La tension de ce ligament ischio fémoral sollicite l’ischion vers l’avant et donc l’aile iliaque « vers le haut et l’arrière ».

Nous obtenons ainsi la postériorisation iliaque et le raccourcissement fonctionnel de la jambe liée à l’ascencion du cotyle et de la tête fémorale.

Nous noterons dans cette manoeuvre comme l’indique C.H. DOWNING l’intervention trés importante des muscles rotateurs externes et notamment de l’obturateur interne et pour nous du carré crural.
Nous avons intégré ce test à notre pratique quotidienne et il fait systématiquement partie  de la méthodologie diagnostique que nous utilisons pour reconnaître les dysfonctions sacro-iliaques.

Ce test a été et reste contesté par  par quelques ostéopathes qui lui reprochent notamment son manque de fiabilité!!
Mais fiabilité par rapport à quel test de référence ?? Les études ne manquent pas, mais quel est donc ce test qui diagnostique à coup sûr la dysfonction sacro-iliaque et qui permet par conséquent d’apprécier la valeur du DOWNING ?

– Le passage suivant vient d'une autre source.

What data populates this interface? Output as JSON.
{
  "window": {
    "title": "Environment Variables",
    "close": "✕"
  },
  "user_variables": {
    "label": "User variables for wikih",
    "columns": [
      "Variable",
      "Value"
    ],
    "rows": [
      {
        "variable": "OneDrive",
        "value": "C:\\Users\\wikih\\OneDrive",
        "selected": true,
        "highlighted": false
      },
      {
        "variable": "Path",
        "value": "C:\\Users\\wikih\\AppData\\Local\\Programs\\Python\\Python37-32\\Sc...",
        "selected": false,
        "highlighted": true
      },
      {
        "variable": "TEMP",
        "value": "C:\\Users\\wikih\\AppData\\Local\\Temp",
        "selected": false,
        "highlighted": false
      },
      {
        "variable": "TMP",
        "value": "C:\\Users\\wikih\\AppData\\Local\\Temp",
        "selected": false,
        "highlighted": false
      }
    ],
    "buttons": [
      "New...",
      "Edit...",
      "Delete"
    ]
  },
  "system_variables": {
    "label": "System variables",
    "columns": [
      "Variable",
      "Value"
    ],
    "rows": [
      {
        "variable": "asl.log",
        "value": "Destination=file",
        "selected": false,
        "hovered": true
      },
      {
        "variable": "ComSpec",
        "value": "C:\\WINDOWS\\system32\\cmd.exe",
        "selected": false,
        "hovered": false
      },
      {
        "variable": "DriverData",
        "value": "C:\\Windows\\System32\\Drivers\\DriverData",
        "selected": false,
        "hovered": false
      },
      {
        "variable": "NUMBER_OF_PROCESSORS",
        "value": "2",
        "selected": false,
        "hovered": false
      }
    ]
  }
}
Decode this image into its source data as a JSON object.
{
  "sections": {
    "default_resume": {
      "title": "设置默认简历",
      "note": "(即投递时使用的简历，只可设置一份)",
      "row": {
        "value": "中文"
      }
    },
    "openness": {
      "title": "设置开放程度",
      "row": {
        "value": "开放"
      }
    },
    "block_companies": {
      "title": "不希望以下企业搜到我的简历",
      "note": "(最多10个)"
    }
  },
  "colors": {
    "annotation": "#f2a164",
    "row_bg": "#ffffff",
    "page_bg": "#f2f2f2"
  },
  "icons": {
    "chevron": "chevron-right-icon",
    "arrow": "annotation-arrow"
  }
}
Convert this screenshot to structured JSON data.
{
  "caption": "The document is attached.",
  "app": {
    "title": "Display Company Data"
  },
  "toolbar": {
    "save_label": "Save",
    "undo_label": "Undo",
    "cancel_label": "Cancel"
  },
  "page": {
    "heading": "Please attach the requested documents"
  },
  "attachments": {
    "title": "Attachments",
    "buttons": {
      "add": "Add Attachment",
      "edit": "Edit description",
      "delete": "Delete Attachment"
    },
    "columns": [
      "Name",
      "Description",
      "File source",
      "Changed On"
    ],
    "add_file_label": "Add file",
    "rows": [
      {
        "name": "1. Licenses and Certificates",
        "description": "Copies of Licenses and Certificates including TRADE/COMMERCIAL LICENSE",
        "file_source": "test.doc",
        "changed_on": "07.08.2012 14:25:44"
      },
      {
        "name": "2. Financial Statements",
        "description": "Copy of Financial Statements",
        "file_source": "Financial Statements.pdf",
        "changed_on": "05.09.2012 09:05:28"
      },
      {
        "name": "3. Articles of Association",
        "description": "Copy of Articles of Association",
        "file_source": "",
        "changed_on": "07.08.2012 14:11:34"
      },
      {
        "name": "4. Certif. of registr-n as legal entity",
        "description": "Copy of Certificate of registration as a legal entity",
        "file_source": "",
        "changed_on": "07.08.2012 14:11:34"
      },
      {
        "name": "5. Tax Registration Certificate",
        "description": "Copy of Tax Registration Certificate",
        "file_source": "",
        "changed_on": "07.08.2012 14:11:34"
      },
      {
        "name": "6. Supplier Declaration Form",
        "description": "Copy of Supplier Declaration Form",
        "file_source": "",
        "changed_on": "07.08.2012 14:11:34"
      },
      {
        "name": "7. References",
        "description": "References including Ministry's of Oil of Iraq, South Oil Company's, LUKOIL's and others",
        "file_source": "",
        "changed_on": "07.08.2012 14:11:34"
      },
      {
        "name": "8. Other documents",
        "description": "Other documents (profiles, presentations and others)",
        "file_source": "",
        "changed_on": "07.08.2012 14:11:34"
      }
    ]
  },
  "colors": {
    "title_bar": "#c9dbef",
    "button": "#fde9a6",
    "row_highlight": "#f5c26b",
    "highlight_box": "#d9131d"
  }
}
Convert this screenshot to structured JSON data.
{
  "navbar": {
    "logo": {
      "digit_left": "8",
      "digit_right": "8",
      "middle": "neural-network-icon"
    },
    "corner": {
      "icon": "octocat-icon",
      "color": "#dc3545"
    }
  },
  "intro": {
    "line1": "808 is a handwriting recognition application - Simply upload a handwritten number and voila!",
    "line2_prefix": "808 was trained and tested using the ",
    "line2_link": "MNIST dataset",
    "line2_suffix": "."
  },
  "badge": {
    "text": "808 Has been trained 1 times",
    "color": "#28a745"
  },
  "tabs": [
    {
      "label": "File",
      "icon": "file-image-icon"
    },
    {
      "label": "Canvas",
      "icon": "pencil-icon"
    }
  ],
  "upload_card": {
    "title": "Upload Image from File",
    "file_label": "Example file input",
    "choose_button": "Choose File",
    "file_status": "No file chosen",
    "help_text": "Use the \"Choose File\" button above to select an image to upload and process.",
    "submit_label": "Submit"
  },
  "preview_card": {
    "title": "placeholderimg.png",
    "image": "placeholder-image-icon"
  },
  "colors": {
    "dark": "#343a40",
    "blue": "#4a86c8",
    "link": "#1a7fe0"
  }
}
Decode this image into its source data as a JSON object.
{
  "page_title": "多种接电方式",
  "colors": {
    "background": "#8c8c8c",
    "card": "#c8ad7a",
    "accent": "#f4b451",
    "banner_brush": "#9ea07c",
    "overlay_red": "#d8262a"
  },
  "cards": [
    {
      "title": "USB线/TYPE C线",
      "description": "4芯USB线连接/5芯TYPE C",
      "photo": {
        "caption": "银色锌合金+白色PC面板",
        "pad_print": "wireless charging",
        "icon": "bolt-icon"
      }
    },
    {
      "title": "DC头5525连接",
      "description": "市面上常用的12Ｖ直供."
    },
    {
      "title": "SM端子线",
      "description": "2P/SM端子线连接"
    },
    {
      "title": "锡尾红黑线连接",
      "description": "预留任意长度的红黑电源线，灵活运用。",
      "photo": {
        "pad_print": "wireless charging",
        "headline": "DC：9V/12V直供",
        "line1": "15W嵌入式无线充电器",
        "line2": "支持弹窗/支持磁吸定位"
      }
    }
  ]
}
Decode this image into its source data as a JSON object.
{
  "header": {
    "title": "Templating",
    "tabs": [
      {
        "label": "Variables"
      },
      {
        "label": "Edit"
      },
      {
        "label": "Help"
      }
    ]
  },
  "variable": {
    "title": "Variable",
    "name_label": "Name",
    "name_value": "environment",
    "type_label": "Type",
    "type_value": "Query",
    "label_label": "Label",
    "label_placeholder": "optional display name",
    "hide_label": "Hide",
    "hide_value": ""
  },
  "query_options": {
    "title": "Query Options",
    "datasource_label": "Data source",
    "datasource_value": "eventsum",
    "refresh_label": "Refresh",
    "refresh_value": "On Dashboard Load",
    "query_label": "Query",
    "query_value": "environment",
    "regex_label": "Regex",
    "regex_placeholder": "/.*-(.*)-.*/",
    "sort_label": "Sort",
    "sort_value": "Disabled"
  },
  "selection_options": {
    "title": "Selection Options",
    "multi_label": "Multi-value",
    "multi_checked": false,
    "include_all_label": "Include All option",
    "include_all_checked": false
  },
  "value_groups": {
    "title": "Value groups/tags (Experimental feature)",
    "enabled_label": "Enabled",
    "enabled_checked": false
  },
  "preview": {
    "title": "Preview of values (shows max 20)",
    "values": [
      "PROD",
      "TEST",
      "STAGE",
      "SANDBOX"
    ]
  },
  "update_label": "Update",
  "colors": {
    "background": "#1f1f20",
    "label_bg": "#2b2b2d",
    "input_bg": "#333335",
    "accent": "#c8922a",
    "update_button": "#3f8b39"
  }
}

Notre expérience de la médecine manuelle liée à une pratique ancienne de 25 ans, mais surtout notre expérience d’enseignement depuis 20 années nous permettent d’affirmer que le DOWNING test est d’une très grande fiabilité. Parce que la fiabilité exige une condition nécessaire et indispensable, la reproductibilité.

Au cours de trés nombreuses heures   passées à l’enseigner aux  médecins qui se forment à l’ostéopathie, nous avons toujours constaté qu’il était parfaitement reproductible à condition qu’il soit exécuté convenablement; la technique doit être irréprochable.

Lorsqu’une anomalie est constatée par un débutant, elle est retrouvée par ses compagnons et confirmée par l’assistant et le professeur.

Ce test constitue le test diagnostique le plus reproductible que nous connaissons en ostéopathie.
manoeuvre antériorisation 1
manoeuvre antériorisation 2
manoeuvre de postériorisation 1
manoeuvre de postériorisation 2
Certes, ces manoeuvres provoquent en outre (étude radiologique personnelle) une inclinaison latérale lombaire localisée en L3L4 qui participe à l’allongement et au raccourcissement fonctionnel obtenus.
DESCRIPTION

Le patient est en décubitus dorsal, confortablement installé. Le praticien veille à ce que le sujet soit allongé en situation parfaitement symétrique. Il relâche les tensions musculaires des membres inférieurs par des petits mouvements de rotation interne et externe des jambes et demande au sujet de décoller ses fesses de la table puis de se laisser retomber séchement.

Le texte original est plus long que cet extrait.